McLaughlin applied approximately $1000 as an offset against an amount advanced by McLaughlin to Karnell and Karbud for payment of a previous instalment to AFCO. Plaintiff did not make any special claim that this amount stood in a special category because the person financing the insured stood in a dual position. We do not speculate on the merits of such a contention


This is the only policy in the printed record, and apparently paragraphs 7-13 were omitted from printing


This appears from the original policy clause, identifying Karnell as the "additional insured-lessor." The endorsement merely substitutes plaintiff for Karnell


Plaintiff protested that the cancelation notice was defective since it stated: Reason Non-payment.
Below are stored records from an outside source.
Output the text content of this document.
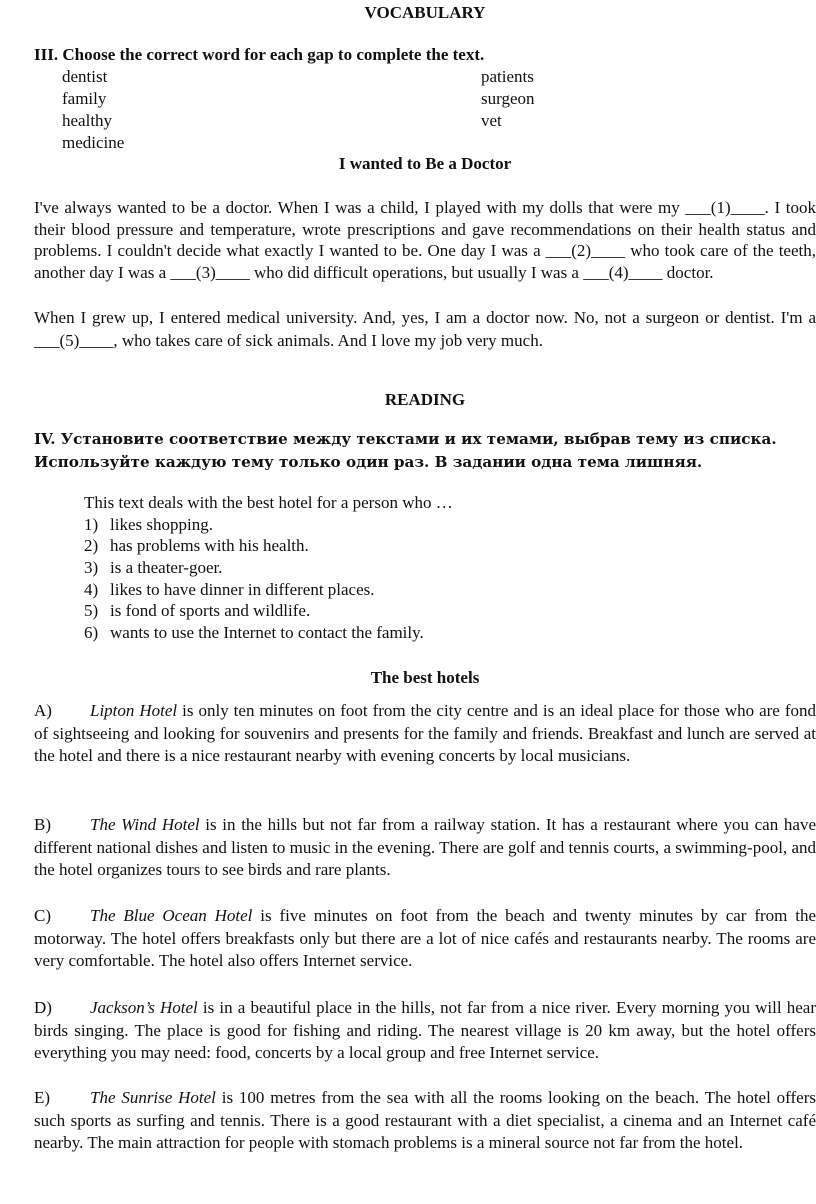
VOCABULARY
III. Choose the correct word for each gap to complete the text.
dentist
family
healthy
medicine
patients
surgeon
vet
I wanted to Be a Doctor
I've always wanted to be a doctor. When I was a child, I played with my dolls that were my ___(1)____. I took their blood pressure and temperature, wrote prescriptions and gave recommendations on their health status and problems. I couldn't decide what exactly I wanted to be. One day I was a ___(2)____ who took care of the teeth, another day I was a ___(3)____ who did difficult operations, but usually I was a ___(4)____ doctor.
When I grew up, I entered medical university. And, yes, I am a doctor now. No, not a surgeon or dentist. I'm a ___(5)____, who takes care of sick animals. And I love my job very much.
READING
IV. Установите соответствие между текстами и их темами, выбрав тему из списка.
Используйте каждую тему только один раз. В задании одна тема лишняя.
This text deals with the best hotel for a person who …
1) likes shopping.
2) has problems with his health.
3) is a theater-goer.
4) likes to have dinner in different places.
5) is fond of sports and wildlife.
6) wants to use the Internet to contact the family.
The best hotels

A) Lipton Hotel is only ten minutes on foot from the city centre and is an ideal place for those who are fond of sightseeing and looking for souvenirs and presents for the family and friends. Breakfast and lunch are served at the hotel and there is a nice restaurant nearby with evening concerts by local musicians.

B) The Wind Hotel is in the hills but not far from a railway station. It has a restaurant where you can have different national dishes and listen to music in the evening. There are golf and tennis courts, a swimming-pool, and the hotel organizes tours to see birds and rare plants.

C) The Blue Ocean Hotel is five minutes on foot from the beach and twenty minutes by car from the motorway. The hotel offers breakfasts only but there are a lot of nice cafés and restaurants nearby. The rooms are very comfortable. The hotel also offers Internet service.

D) Jackson’s Hotel is in a beautiful place in the hills, not far from a nice river. Every morning you will hear birds singing. The place is good for fishing and riding. The nearest village is 20 km away, but the hotel offers everything you may need: food, concerts by a local group and free Internet service.

E) The Sunrise Hotel is 100 metres from the sea with all the rooms looking on the beach. The hotel offers such sports as surfing and tennis. There is a good restaurant with a diet specialist, a cinema and an Internet café nearby. The main attraction for people with stomach problems is a mineral source not far from the hotel.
While it is true that the "non-payment" was in the loan to AFCO, rather than the premium to the insurer, this does not vitiate the cancelation by the company


There were marginal factors in the case, quite probably innocent, that might have contributed to an adverse jury finding: Item: defendant failed to notify AFCO of the additional insured. Item: even after plaintiff's inquiry, defendant advanced a monthly instalment on behalf of Karbud without notifying plaintiff. See note 1,supra.

However, there was no allegation or claim of collusion between McLaughlin and Karbud. Nor was any claim made that even though no action could be based on the June letter, plaintiff suffered additional damage because of McLaughlin's payment of premiums in September without notice to plaintiff.